Danke!

Ich möchte Dir, liebe Mutter, heute Danke sagen – heute vor neunundsiebzig Jahren, da hat man Dir mich Frischling in den Arm gelegt. Und das war so wunderbar.
Du nahmst mich mit nach Hause, Du junge Mutter, weg aus dem Elisabeth-Krankenhaus in Berlin-Karlshorst. Es ging in die Hainstraße in Berlin-Niederschöneweide. Nur da wolltet Ihr nicht bleiben, weil es da in dem Neubau Wanzen gab, die man versuchte zu vergasen – mich hatte man vergessen – aber Alles ist gut gegangen. Ihr zogt nach Oberschöneweide in die Zeppelinstraße. Da kann ich mich noch genau daran erinnern: ich hatte mir da unten im Hof in die Hose gemacht, ein großes Mädchen hat sich um mich gekümmert.
Und dann zogen wir noch ein Stück weiter, eben, weil meine Schwester Babs auch einen Spiel- und Schlafplatz brauchte, wir zogen in die Rathausstraße (heute: Griechische Allee). Da bist Du mit uns Rangen hinüber zum Waldfriedhof Wuhlheide gewandert, Tante Trudchens Grab zu pflegen.
Und dann kam Nörli zu uns. Die Eltern beschlossen, gleich nach der Olympiade (1936) hinaus nach Eichwalde zu ziehen, Garten und Freiraum am Rande der Stadt Berlin.
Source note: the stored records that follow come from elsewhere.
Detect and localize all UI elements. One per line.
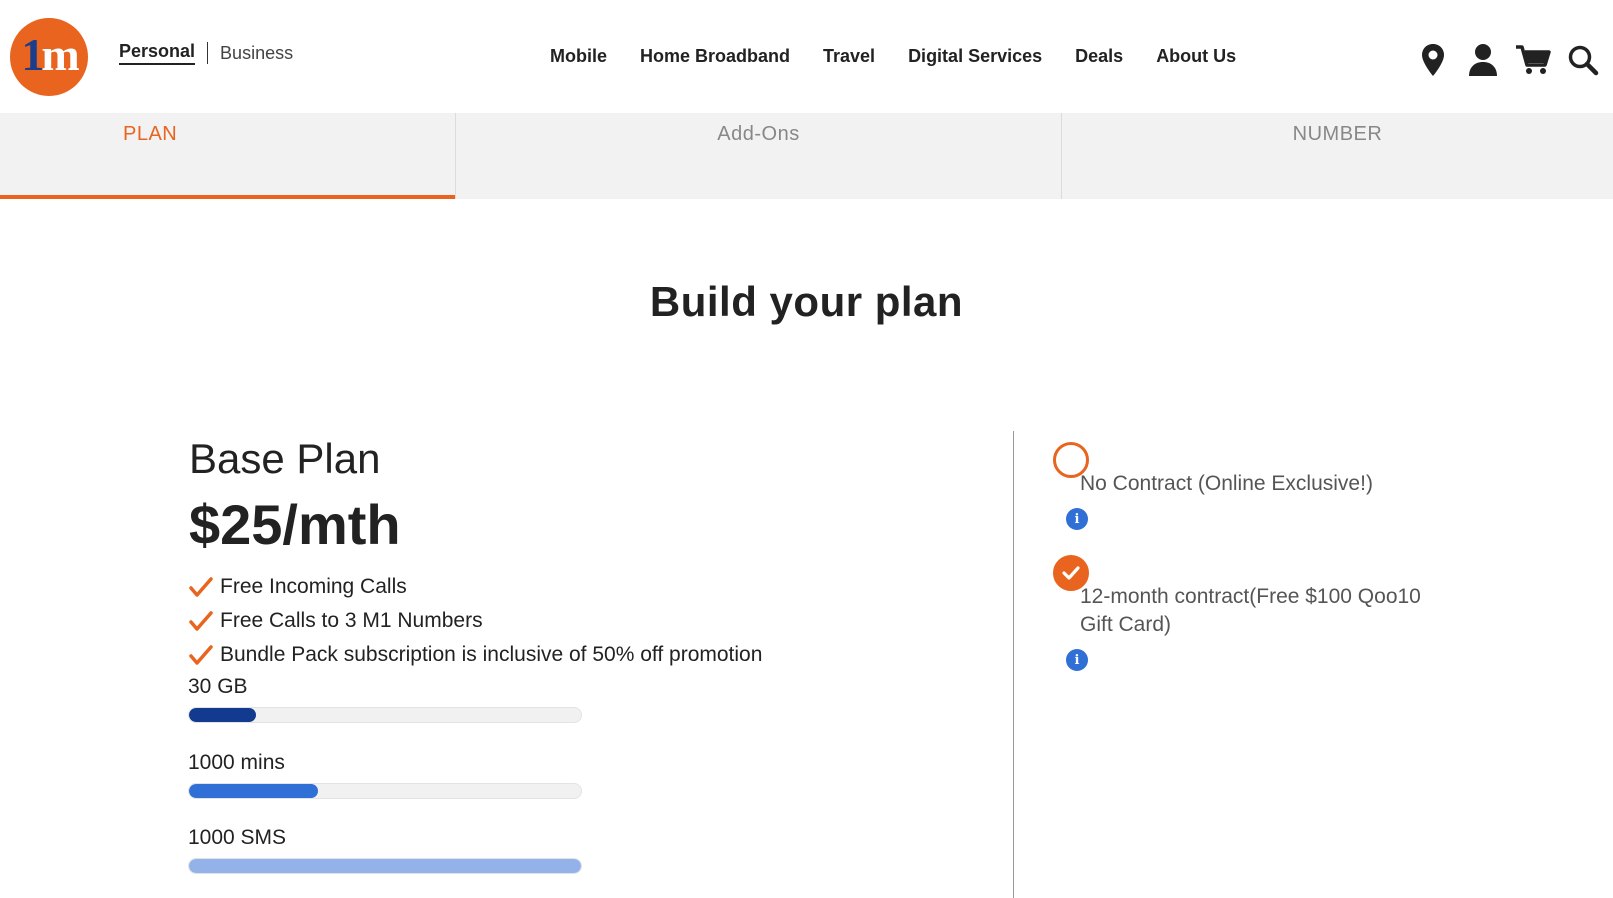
sms-allowance-label: 1000 SMS	[188, 826, 287, 849]
info-icon[interactable]: i	[1066, 649, 1088, 671]
voice-allowance-label: 1000 mins	[188, 751, 285, 774]
feature-item: Free Calls to 3 M1 Numbers	[188, 604, 762, 638]
nav-travel[interactable]: Travel	[823, 46, 875, 67]
checkout-steps: PLAN Add-Ons NUMBER	[0, 113, 1613, 199]
nav-deals[interactable]: Deals	[1075, 46, 1123, 67]
plan-price: $25/mth	[189, 493, 401, 556]
voice-allowance-track	[188, 783, 582, 799]
data-allowance-fill	[189, 708, 256, 722]
sms-allowance-meter: 1000 SMS	[188, 826, 582, 874]
sms-allowance-fill	[189, 859, 581, 873]
segment-divider	[207, 42, 209, 64]
nav-digital-services[interactable]: Digital Services	[908, 46, 1042, 67]
main-nav: Mobile Home Broadband Travel Digital Ser…	[550, 46, 1269, 67]
contract-option-no-contract[interactable]: No Contract (Online Exclusive!) i	[1053, 442, 1440, 530]
plan-name: Base Plan	[189, 435, 381, 482]
checkmark-icon	[189, 577, 213, 597]
header-icons	[1415, 42, 1601, 78]
tab-add-ons[interactable]: Add-Ons	[455, 113, 1061, 199]
nav-about-us[interactable]: About Us	[1156, 46, 1236, 67]
feature-item: Bundle Pack subscription is inclusive of…	[188, 638, 762, 672]
m1-logo[interactable]: 1m	[10, 18, 88, 96]
feature-label: Bundle Pack subscription is inclusive of…	[220, 643, 763, 666]
feature-label: Free Calls to 3 M1 Numbers	[220, 609, 483, 632]
nav-mobile[interactable]: Mobile	[550, 46, 607, 67]
tab-number[interactable]: NUMBER	[1061, 113, 1613, 199]
feature-label: Free Incoming Calls	[220, 575, 407, 598]
data-allowance-track	[188, 707, 582, 723]
plan-features: Free Incoming Calls Free Calls to 3 M1 N…	[188, 570, 762, 672]
search-icon[interactable]	[1565, 42, 1601, 78]
checkmark-icon	[189, 645, 213, 665]
contract-option-12-month[interactable]: 12-month contract(Free $100 Qoo10 Gift C…	[1053, 555, 1440, 671]
option-label: No Contract (Online Exclusive!)	[1080, 472, 1373, 495]
site-header: 1m Personal Business Mobile Home Broadba…	[0, 0, 1613, 113]
segment-personal-link[interactable]: Personal	[119, 41, 196, 65]
feature-item: Free Incoming Calls	[188, 570, 762, 604]
checkmark-icon	[1062, 566, 1080, 580]
segment-switch: Personal Business	[119, 41, 293, 65]
nav-home-broadband[interactable]: Home Broadband	[640, 46, 790, 67]
cart-icon[interactable]	[1515, 42, 1551, 78]
data-allowance-meter: 30 GB	[188, 675, 582, 723]
logo-text: 1m	[21, 29, 79, 80]
option-label: 12-month contract(Free $100 Qoo10 Gift C…	[1080, 585, 1421, 636]
voice-allowance-fill	[189, 784, 319, 798]
tab-plan[interactable]: PLAN	[0, 113, 455, 199]
user-icon[interactable]	[1465, 42, 1501, 78]
location-pin-icon[interactable]	[1415, 42, 1451, 78]
segment-business-link[interactable]: Business	[220, 43, 293, 64]
data-allowance-label: 30 GB	[188, 675, 248, 698]
section-divider	[1013, 431, 1014, 898]
page-title: Build your plan	[649, 278, 964, 325]
voice-allowance-meter: 1000 mins	[188, 751, 582, 799]
checkmark-icon	[189, 611, 213, 631]
info-icon[interactable]: i	[1066, 508, 1088, 530]
sms-allowance-track	[188, 858, 582, 874]
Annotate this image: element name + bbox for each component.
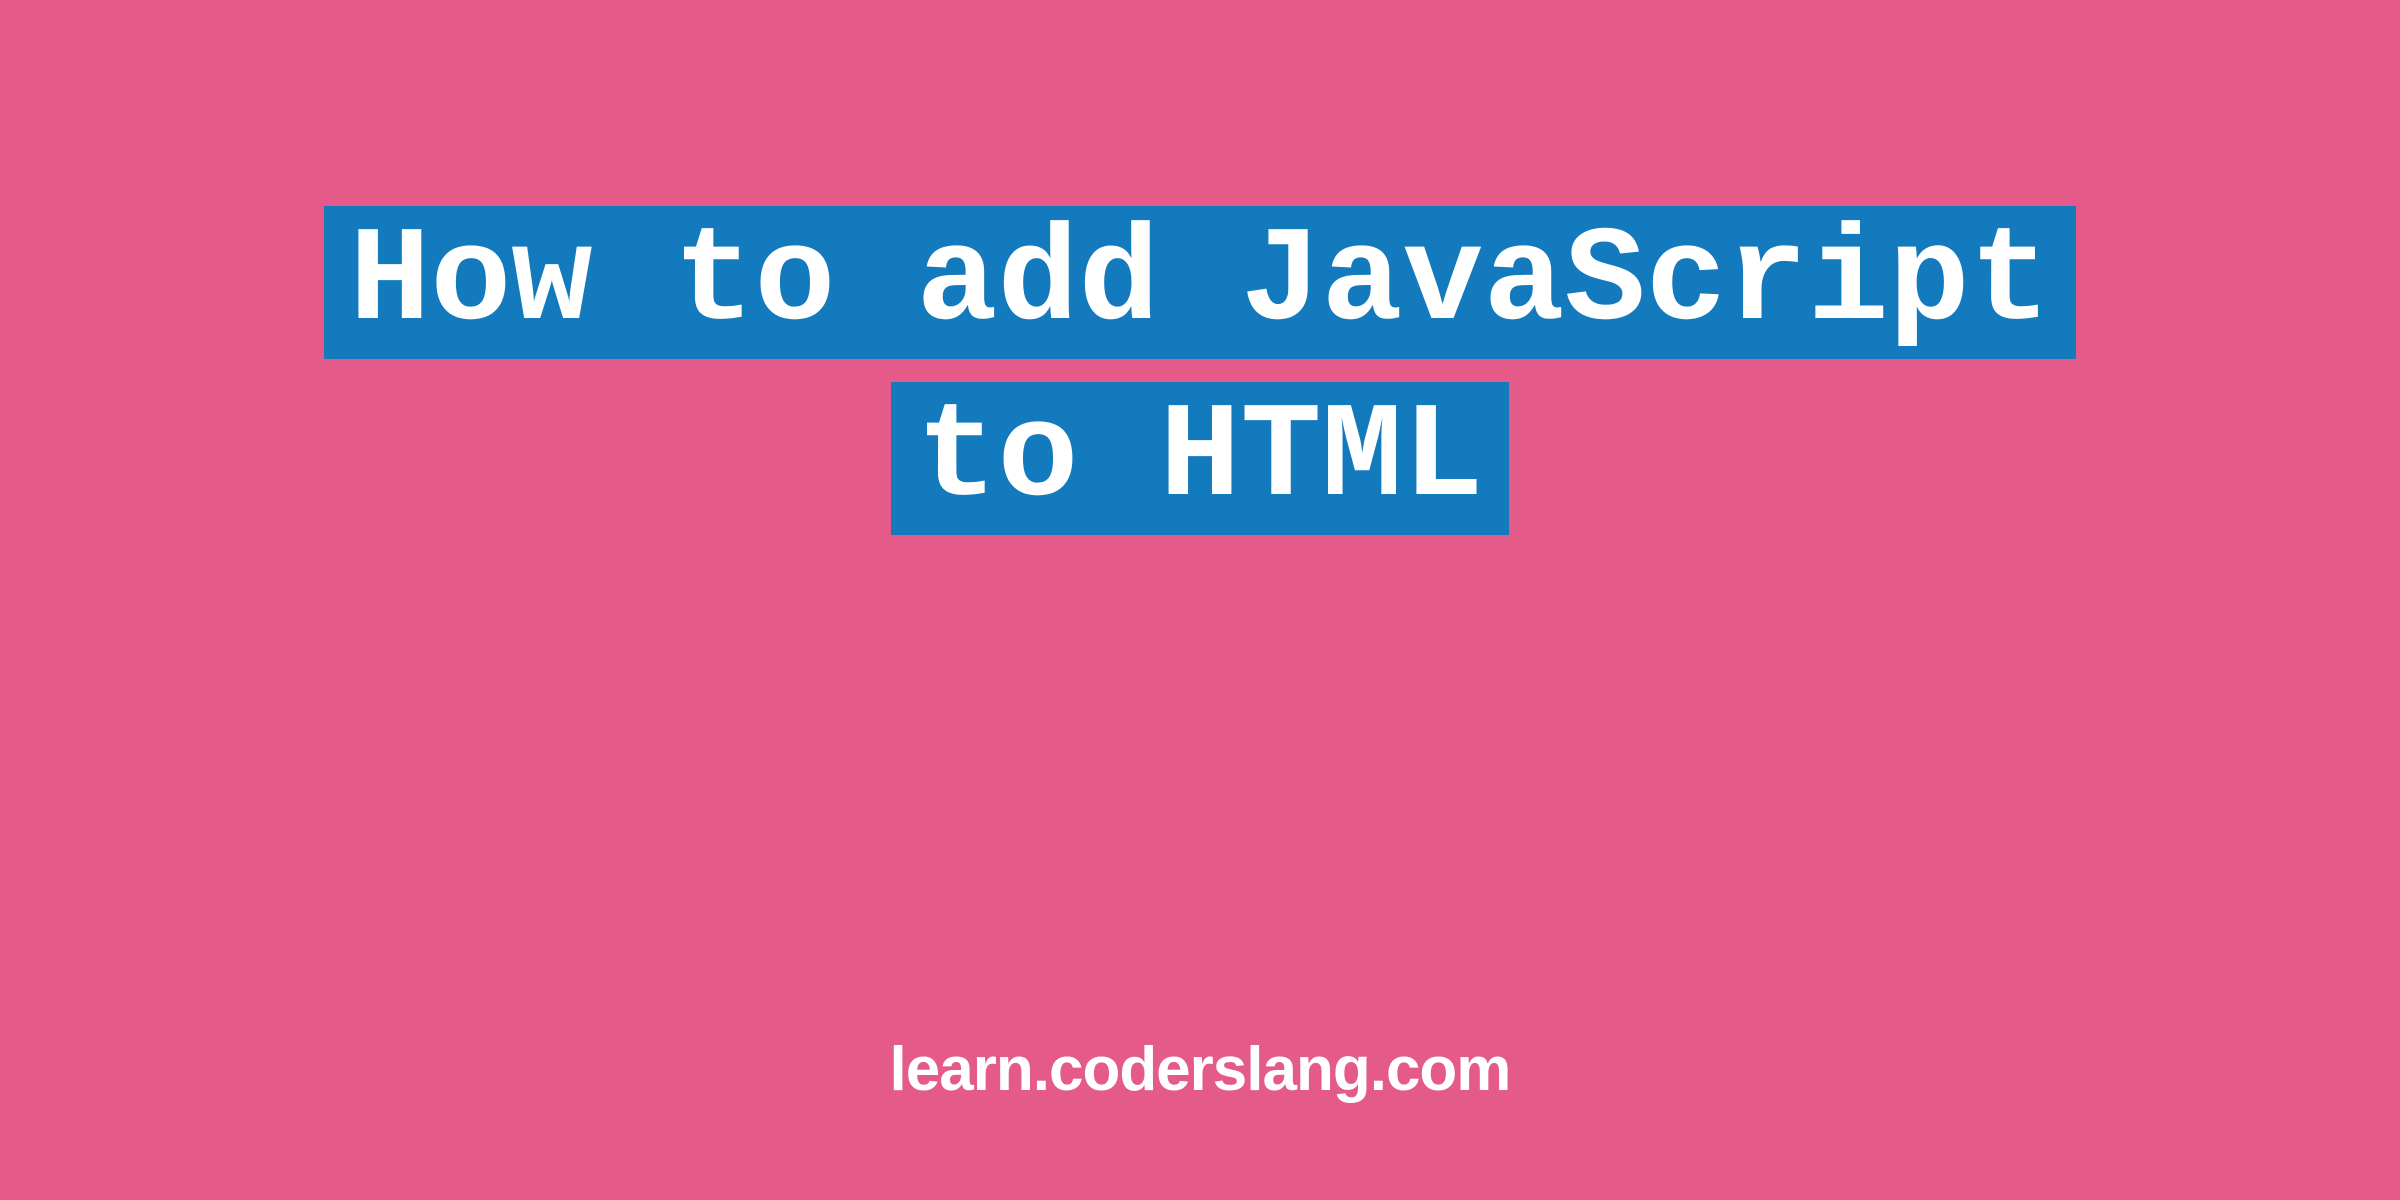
footer-domain: learn.coderslang.com [890,1034,1511,1105]
title-block: How to add JavaScript to HTML [324,195,2075,546]
title-line-2: to HTML [891,382,1508,535]
title-line-1: How to add JavaScript [324,206,2075,359]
1938 kam Ilschen zu uns. Noch war Frieden, nur übten wir schon das Verdunkeln.
1939: ich fragte Dich, was Krieg wäre, Du warst sehr traurig.
Und eines Tages sollte ich Dir schon beistehen, weil der Papi in den Krieg mußte. Unser Opa wurde in der Wuhlheide beigesetzt. Kurz vor Weihnachten 1940 kam unser Uli an.
Es war so toll mit Dir Mutti, waren wir eine fröhliche Familie. Sorgen? Deine fröhliche Stimmung ließ uns die nicht merken. Wenn es nötig war, versammelten wir uns um das Klavier und Du spieltest auf, damit wir herzlich singen konnten.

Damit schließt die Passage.